When CMS set its TAVR coverage policy in 2012, a year after the procedure was approved in the U.S., there was not extensive data available on the relationship between hospitals' procedure volume and patients' outcomes, the authors of the NEJM analysis noted.
Since then, the American College of Cardiology and the Society for Thoracic Surgeons have set up the Transcatheter Valve Therapy Registry, which requires hospitals to report patient outcomes in hospital and at 30 days and one year after.
While other data reviews have been published in recent years, cardiologists believed an up-to-date analysis was warranted, given expansion to intermediate-risk patients and introduction of newer technologies. The NEJM authors reviewed 113,662 TAVR procedures completed at 555 hospitals between Jan. 1, 2015, and Dec. 31, 2017, about 85% of which involved a transfemoral approach.
When the first 12 months of procedure data were excluded to account for a learning curve, researchers found hospitals in the lowest volume quartile (which performed an average of 27 TAVR procedures per year) saw a 30-day mortality rate of 3.10%, compared to 2.61% in the highest volume sector, in which hospitals averaged 143 procedures annually.
The volume-outcomes consideration has dogged industry and CMS alike, which convened a July 2018 advisory panel that ultimately failed to reach consensus on whether patients benefit from the volume-based requirements.
Last week's updated National Coverage Determination draft policy kept some volume requirements, but proposed changes to how a hospital qualifies for coverage and subsequently retains it. To initiate coverage, a site would have to perform 50 open heart procedures of any type in the preceding year and 20 aortic valve related procedures over the preceding two years. To maintain coverage, a site would have to perform 50 TAVR procedures each year.

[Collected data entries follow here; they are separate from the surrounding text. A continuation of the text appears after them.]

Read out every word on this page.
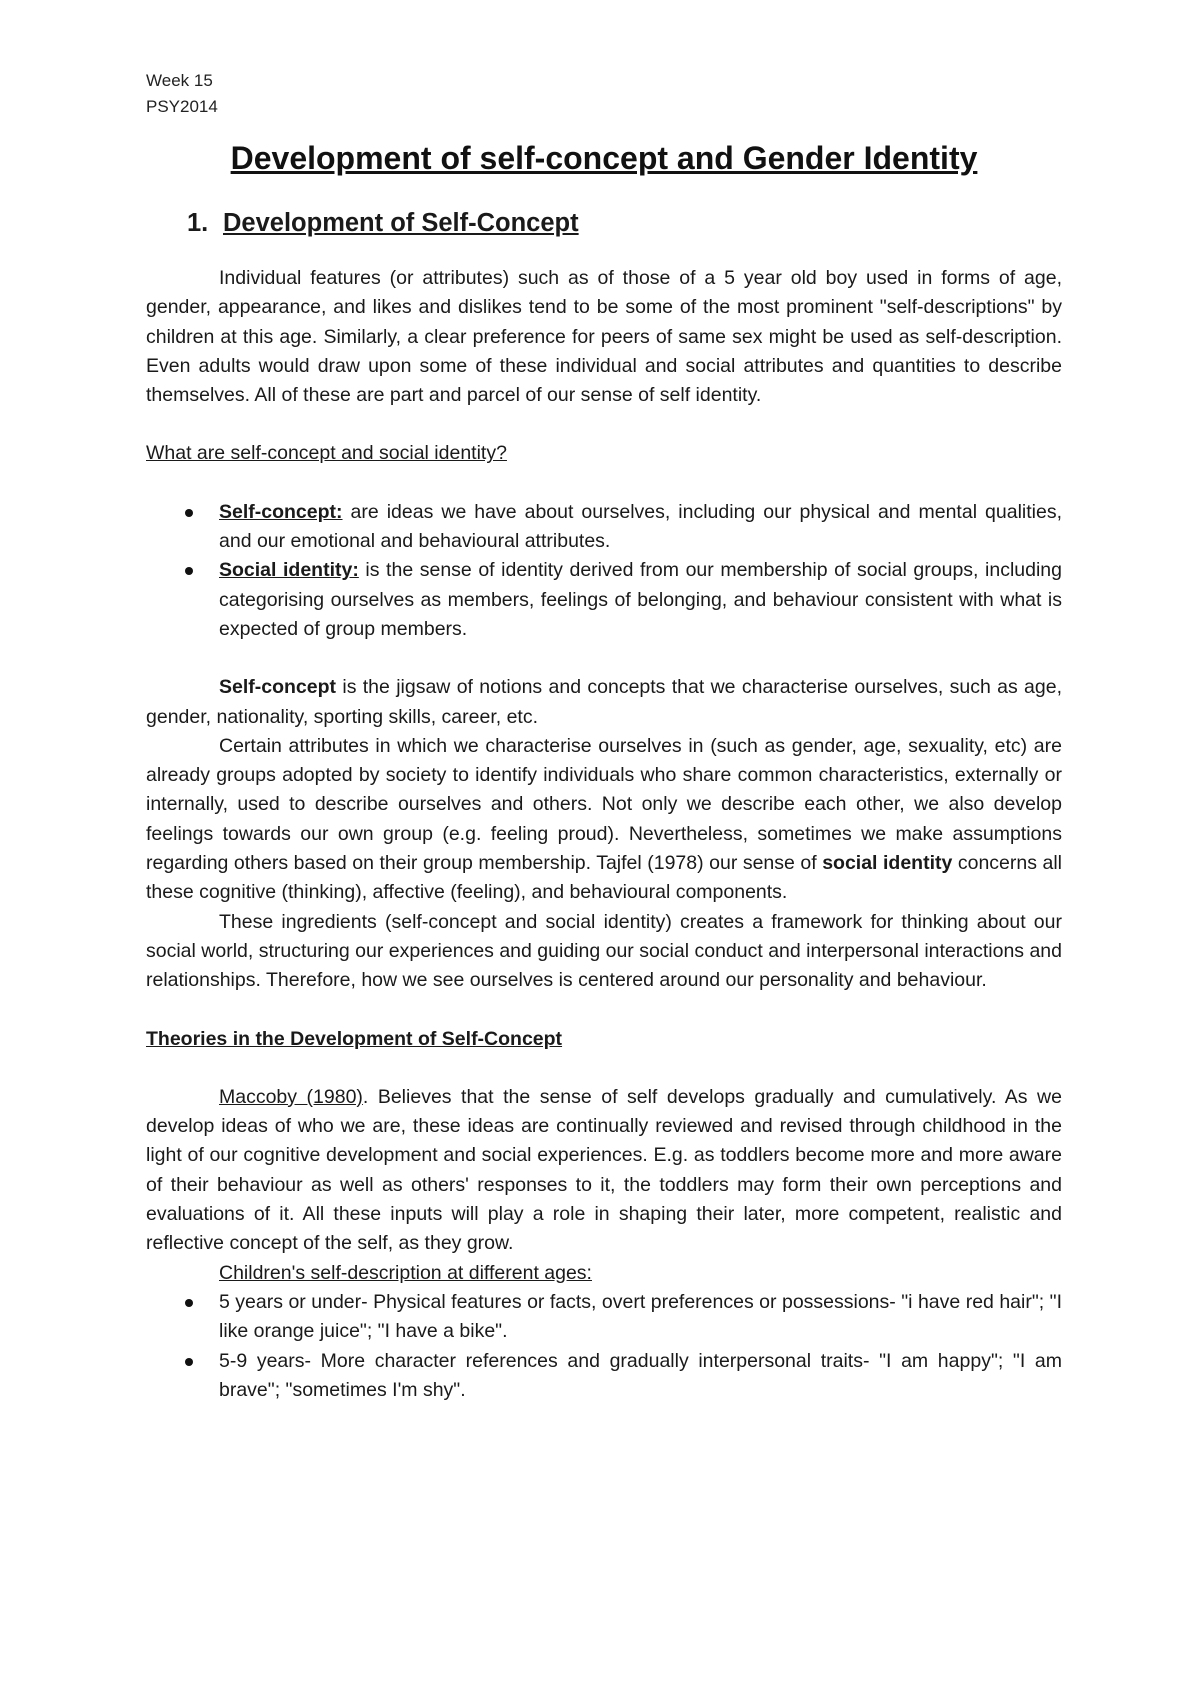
Week 15
PSY2014
Development of self-concept and Gender Identity
1. Development of Self-Concept

Individual features (or attributes) such as of those of a 5 year old boy used in forms of age, gender, appearance, and likes and dislikes tend to be some of the most prominent "self-descriptions" by children at this age. Similarly, a clear preference for peers of same sex might be used as self-description. Even adults would draw upon some of these individual and social attributes and quantities to describe themselves. All of these are part and parcel of our sense of self identity.

What are self-concept and social identity?

Self-concept: are ideas we have about ourselves, including our physical and mental qualities, and our emotional and behavioural attributes.
Social identity: is the sense of identity derived from our membership of social groups, including categorising ourselves as members, feelings of belonging, and behaviour consistent with what is expected of group members.

Self-concept is the jigsaw of notions and concepts that we characterise ourselves, such as age, gender, nationality, sporting skills, career, etc.

Certain attributes in which we characterise ourselves in (such as gender, age, sexuality, etc) are already groups adopted by society to identify individuals who share common characteristics, externally or internally, used to describe ourselves and others. Not only we describe each other, we also develop feelings towards our own group (e.g. feeling proud). Nevertheless, sometimes we make assumptions regarding others based on their group membership. Tajfel (1978) our sense of social identity concerns all these cognitive (thinking), affective (feeling), and behavioural components.

These ingredients (self-concept and social identity) creates a framework for thinking about our social world, structuring our experiences and guiding our social conduct and interpersonal interactions and relationships. Therefore, how we see ourselves is centered around our personality and behaviour.

Theories in the Development of Self-Concept

Maccoby (1980). Believes that the sense of self develops gradually and cumulatively. As we develop ideas of who we are, these ideas are continually reviewed and revised through childhood in the light of our cognitive development and social experiences. E.g. as toddlers become more and more aware of their behaviour as well as others' responses to it, the toddlers may form their own perceptions and evaluations of it. All these inputs will play a role in shaping their later, more competent, realistic and reflective concept of the self, as they grow.

Children's self-description at different ages:

5 years or under- Physical features or facts, overt preferences or possessions- "i have red hair"; "I like orange juice"; "I have a bike".
5-9 years- More character references and gradually interpersonal traits- "I am happy"; "I am brave"; "sometimes I'm shy".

"On balance, the proposed memo looks positive for TAVR adoption. By lessening the requirements for hospitals and clinicians to begin programs, there could be a faster increase in the number of sites offering TAVR in the U.S.," Jefferies analysts wrote to investors in response.
The study authors also said that in terms of monitoring TAVR site quality, while programs currently receive quarterly reports with national benchmarks, there is no system for external review and assessment in the event corrective actions are needed.

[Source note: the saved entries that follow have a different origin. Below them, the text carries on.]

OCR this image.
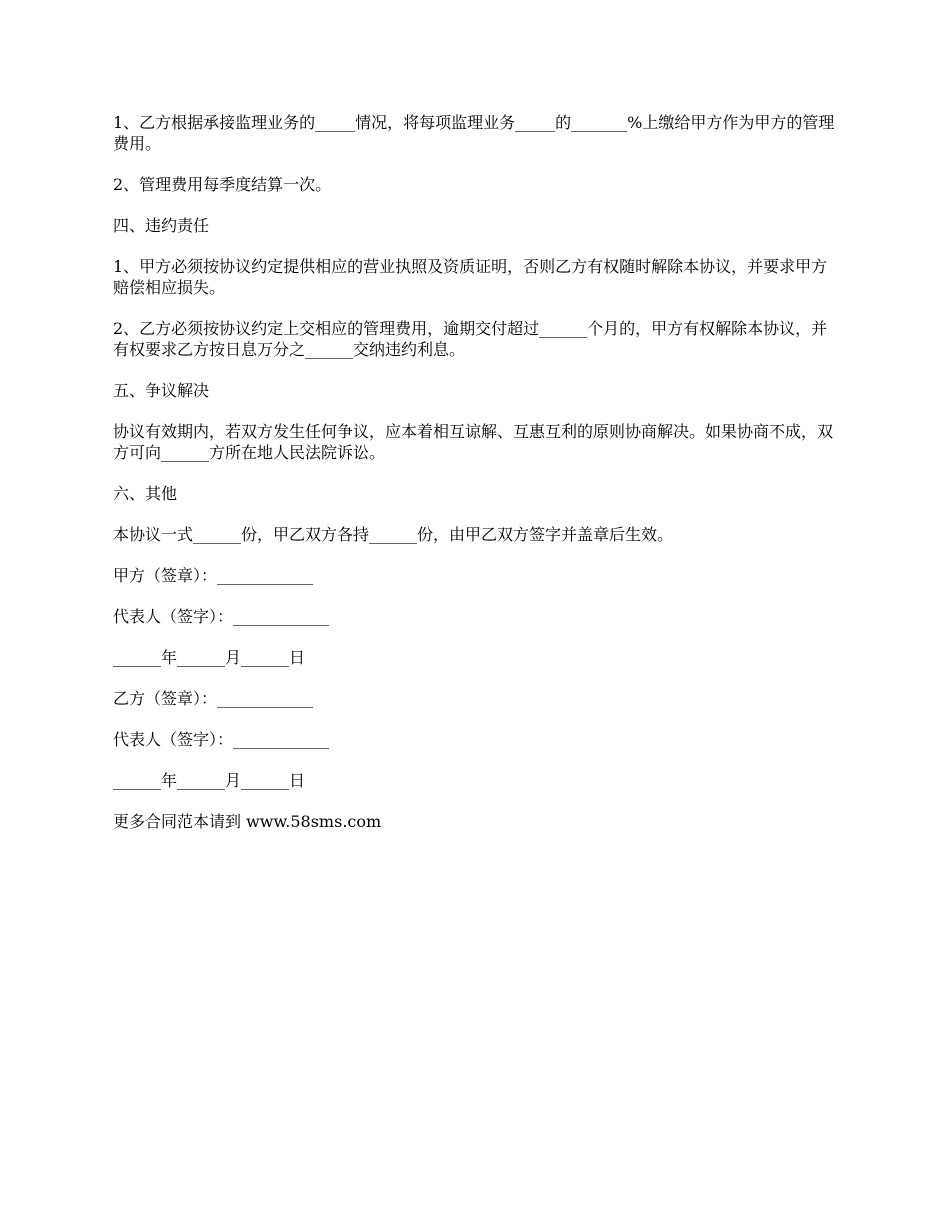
1、乙方根据承接监理业务的_____情况，将每项监理业务_____的_______%上缴给甲方作为甲方的管理费用。

2、管理费用每季度结算一次。

四、违约责任

1、甲方必须按协议约定提供相应的营业执照及资质证明，否则乙方有权随时解除本协议，并要求甲方赔偿相应损失。

2、乙方必须按协议约定上交相应的管理费用，逾期交付超过______个月的，甲方有权解除本协议，并有权要求乙方按日息万分之______交纳违约利息。

五、争议解决

协议有效期内，若双方发生任何争议，应本着相互谅解、互惠互利的原则协商解决。如果协商不成，双方可向______方所在地人民法院诉讼。

六、其他

本协议一式______份，甲乙双方各持______份，由甲乙双方签字并盖章后生效。

甲方（签章）：____________

代表人（签字）：____________

______年______月______日

乙方（签章）：____________

代表人（签字）：____________

______年______月______日

更多合同范本请到 www.58sms.com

"A transition from procedural volume to direct quality metrics is being proposed, but without an external certification or accreditation system an updated NCD may not have the intended effect," the authors wrote. "In addition, we think an updated NCD should include an effective mechanism to require hospitals to submit complete and accurate data for quality metrics to be valid."
The cardiologists also recommended further study into access to TAVR, noting that their study does not address the population of patients who may consider the procedure but lack access to care.

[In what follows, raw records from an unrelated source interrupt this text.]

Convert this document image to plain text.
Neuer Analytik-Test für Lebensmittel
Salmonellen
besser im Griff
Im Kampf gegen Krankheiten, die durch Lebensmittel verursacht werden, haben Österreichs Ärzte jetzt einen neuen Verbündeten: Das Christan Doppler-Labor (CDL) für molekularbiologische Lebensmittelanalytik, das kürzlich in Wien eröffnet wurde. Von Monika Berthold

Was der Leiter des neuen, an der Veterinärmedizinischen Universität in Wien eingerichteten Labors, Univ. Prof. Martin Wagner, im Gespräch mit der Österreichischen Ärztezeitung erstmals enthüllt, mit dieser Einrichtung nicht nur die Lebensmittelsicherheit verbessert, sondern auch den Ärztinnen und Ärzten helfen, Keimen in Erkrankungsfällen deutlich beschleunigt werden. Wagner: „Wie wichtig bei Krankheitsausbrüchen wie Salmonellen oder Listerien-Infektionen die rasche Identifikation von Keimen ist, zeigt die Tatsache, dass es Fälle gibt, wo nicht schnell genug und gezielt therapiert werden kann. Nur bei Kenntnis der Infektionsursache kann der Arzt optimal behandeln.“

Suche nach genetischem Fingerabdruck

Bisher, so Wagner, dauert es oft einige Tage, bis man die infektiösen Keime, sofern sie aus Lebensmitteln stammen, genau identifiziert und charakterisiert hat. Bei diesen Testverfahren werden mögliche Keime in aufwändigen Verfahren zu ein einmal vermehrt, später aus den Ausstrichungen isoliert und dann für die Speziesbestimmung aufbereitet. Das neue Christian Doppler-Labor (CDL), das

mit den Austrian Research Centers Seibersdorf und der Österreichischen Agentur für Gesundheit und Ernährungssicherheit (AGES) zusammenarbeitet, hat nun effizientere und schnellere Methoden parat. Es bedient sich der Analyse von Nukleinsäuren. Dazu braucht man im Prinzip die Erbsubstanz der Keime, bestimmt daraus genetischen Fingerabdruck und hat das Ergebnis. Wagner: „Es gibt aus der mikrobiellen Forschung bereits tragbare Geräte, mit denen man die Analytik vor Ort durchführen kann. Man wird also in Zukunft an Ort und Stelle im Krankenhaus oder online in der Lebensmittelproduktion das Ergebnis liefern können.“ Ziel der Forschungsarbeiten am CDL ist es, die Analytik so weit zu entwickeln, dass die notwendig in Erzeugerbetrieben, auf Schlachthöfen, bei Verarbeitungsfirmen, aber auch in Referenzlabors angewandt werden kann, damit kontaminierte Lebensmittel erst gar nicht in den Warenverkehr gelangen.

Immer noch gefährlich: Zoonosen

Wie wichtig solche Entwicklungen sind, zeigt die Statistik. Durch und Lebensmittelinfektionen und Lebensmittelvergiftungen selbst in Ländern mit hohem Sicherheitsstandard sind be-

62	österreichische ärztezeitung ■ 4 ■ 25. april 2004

TAVR, originally reserved for use in patients at high risk for complications in open heart surgery, got a surge of momentum weeks ago at the American College of Cardiology annual conference when both Edwards Lifesciences and Medtronic released data backing expanded use of the procedure in patients at low risk for complications from open heart surgery. Medtronic's Evolut Low-Risk trial showed non-inferiority compared to traditional surgery, while Edwards' Partner 3 trial proved superiority.